Objectives: This National Heart, Lung, and Blood Institute Growth and Health Study report assesses racial differences in fat patterning in black and white girls ages 9 to 19 years, comparing the sum of triceps and subscapular skinfolds (SSFs) and percentage of body fat (%BF) from impedance as two indices of adiposity. It is hypothesized that racial differences in fat patterning manifest during puberty.

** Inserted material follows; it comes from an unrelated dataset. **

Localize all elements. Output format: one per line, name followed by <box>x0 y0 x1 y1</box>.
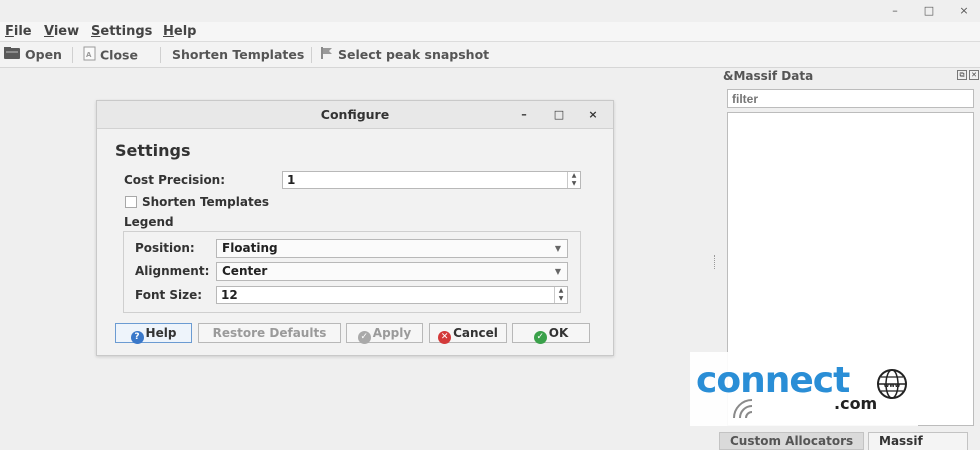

Research methods and procedures: SSF and %BF were measured annually. Racial differences in SSF and %BF were evaluated by age. Associations between %BF and SSF were evaluated using the Pearson's correlations coefficient. Classification agreement was evaluated using the kappa-statistic. Effects of pubertal stage and race on classification agreement were examined using multivariate models.
Results: White girls had a greater mean %BF at 9 to 12 years of age; black girls had a greater %BF thereafter. Black girls had a greater mean SSF at every age. The correlation coefficient between SSF and %BF was 0.79, and there was good agreement between %BF and SSF in separating high (>85th percentile) from not high (kappa = 0.60 for whites and 0.66 for blacks). SSF associated more with %BF in prepuberty and early puberty than in late puberty.
Discussion: Despite good correlations between %BF and SSF, the two methods indicate different fat patterns in black and white girls.